The situation in the U.S. is radically different. In this country, privacy and security law is defined by industry sector where specific types of data are deemed to be particularly sensitive. Examples include Gramm-Leach-Bliley in financial services, HIPAA and HITECH in healthcare, and Sarbanes-Oxley in securities reporting. One consequence of this divergence in approach is that companies seeking to provision information on a global basis via the cloud must look beyond just their own compliance with highly variable laws and regulations worldwide and ensure that their third-party cloud services providers are also in compliance.
In their discussion pertaining to question #2, Stovesky and Benesch point to several interesting examples. With regard to compliance with the Sarbanes-Oxley Act in the U.S., the authors comment that manufacturers should consider negotiating terms into their contracts with Information-as-a-Service (IaaS) cloud providers that allow for periodic security audits as well as indemnity clauses providing remuneration for data security lapses and breaches. For companies that have employee’s health information stored in a third party’s cloud, the authors recommend that both employers and their cloud services provider ensure they are fully aware of the so called “MEGA Rule”. As a recently adopted extension to HIPAA and HITECH regulations in the U.S., Stovesky and Benesch recommend that employers ensure terms requiring compliance with HIPAA/HITECH regulations, including the MEGA Rule, be built into their contracts with applicable cloud services providers.
In the case of question #3, U.S. manufacturer’s that have not adequately understood the complexities and costs of maintaining compliance with a myriad of domestic and international laws and regulations may have miscalculated on the viability of a business case which initially supported a move into the cloud.
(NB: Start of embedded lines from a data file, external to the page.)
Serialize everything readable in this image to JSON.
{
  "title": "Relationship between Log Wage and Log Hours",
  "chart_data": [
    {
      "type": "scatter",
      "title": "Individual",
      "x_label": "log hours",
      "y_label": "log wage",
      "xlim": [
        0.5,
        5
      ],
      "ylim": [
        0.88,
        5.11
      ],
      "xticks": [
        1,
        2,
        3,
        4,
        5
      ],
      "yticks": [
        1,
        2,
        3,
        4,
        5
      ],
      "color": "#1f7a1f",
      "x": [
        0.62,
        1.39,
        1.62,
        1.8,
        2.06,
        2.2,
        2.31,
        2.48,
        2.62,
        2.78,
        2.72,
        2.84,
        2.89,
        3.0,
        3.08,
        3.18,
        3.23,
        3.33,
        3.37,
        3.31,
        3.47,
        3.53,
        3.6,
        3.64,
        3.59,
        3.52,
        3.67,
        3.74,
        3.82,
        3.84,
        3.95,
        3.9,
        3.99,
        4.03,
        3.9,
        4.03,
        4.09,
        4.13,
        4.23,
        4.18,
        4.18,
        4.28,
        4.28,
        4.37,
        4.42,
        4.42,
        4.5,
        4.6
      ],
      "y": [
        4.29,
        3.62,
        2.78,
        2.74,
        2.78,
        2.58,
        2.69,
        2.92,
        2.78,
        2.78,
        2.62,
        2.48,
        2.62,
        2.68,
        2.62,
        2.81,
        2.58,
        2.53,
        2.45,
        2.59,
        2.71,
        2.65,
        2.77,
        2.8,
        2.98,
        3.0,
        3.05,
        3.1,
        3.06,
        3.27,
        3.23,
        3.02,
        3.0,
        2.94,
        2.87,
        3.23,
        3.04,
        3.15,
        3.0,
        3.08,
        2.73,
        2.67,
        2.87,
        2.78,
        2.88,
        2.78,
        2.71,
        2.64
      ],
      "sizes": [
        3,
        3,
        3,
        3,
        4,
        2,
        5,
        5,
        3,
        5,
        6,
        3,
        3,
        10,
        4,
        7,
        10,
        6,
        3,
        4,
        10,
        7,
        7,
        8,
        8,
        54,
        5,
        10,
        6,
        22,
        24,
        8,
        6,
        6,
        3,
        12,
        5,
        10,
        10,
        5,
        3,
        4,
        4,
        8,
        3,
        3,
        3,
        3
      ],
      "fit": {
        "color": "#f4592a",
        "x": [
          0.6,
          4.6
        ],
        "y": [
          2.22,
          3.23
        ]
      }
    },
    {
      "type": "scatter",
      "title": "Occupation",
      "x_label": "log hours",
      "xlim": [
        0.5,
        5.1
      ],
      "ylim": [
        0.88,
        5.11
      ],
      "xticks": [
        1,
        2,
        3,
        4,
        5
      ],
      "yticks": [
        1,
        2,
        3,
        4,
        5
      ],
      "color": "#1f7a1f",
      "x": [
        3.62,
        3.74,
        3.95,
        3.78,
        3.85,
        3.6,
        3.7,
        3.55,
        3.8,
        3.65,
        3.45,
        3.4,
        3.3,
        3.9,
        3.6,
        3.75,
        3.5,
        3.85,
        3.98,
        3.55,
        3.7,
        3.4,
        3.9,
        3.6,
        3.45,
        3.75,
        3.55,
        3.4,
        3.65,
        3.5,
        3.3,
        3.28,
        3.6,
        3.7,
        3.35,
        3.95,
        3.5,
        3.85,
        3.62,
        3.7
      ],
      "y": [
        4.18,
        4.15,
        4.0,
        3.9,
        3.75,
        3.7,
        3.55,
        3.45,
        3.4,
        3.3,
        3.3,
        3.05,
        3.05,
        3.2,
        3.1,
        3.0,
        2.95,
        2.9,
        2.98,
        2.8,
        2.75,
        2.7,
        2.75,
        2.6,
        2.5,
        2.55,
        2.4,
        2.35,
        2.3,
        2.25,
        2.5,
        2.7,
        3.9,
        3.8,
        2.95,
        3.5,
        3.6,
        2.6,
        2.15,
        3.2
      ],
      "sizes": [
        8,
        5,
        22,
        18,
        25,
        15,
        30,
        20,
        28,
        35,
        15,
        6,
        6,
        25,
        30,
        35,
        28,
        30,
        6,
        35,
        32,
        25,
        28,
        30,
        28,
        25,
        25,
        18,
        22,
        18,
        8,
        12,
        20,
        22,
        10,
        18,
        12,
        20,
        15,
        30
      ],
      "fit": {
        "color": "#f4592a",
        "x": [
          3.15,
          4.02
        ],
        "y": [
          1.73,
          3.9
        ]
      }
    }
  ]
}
Stovesky and Benesch recommend legal counsel supporting a manufacturer’s contracting process for cloud services ensure that questions such as those noted below are adequately addressed:
- “What are the vendor’s policies and procedures for managing non-compliance with information security?
- How does the vendor dispose of or remove data from recycled systems and devices?
- Does the vendor have employee background check procedures and compliance agreements in place?
- How are employees trained on security awareness?” 5
Cloud computing continues to attract the attention and wallets of many manufacturers, but companies pursuing this information deployment and management option need to recognize that this is still an emerging area on the ever-changing technology services landscape. For many, one of the biggest challenges to making this technology option work for them may be tied to the old proverb, “You don’t know what you don’t know”. Resolving that knowledge gap may make all the difference between a successful and an unsuccessful journey to the cloud.
1. Loveland, Lobel, Nocerra, Harries, Hunt, Burg, and Roath; “The Global State of Information Security Survey 2014”; 2013; PricewaterhouseCoopers, LLP; New York, NY
2.Loveland, Lobel, Nocerra, Harries, Hunt, Burg, and Roath; “The Global State of Information Security Survey 2014”; 2013; PricewaterhouseCoopers, LLP; New York, NY
3.Loveland, Lobel, Nocerra, Harries, Hunt, Burg, and Roath; “The Global State of Information Security Survey 2014”; 2013; PricewaterhouseCoopers, LLP; New York, NY
4.Stovesky and Benesch; “Companies Must Include Legal Risks in Business Case for Moving to the Cloud”; IndustryWeek; Sept. 30, 2013.
5.Stovesky and Benesch; “Companies Must Include Legal Risks in Business Case for Moving to the Cloud”; IndustryWeek; Sept. 30, 2013.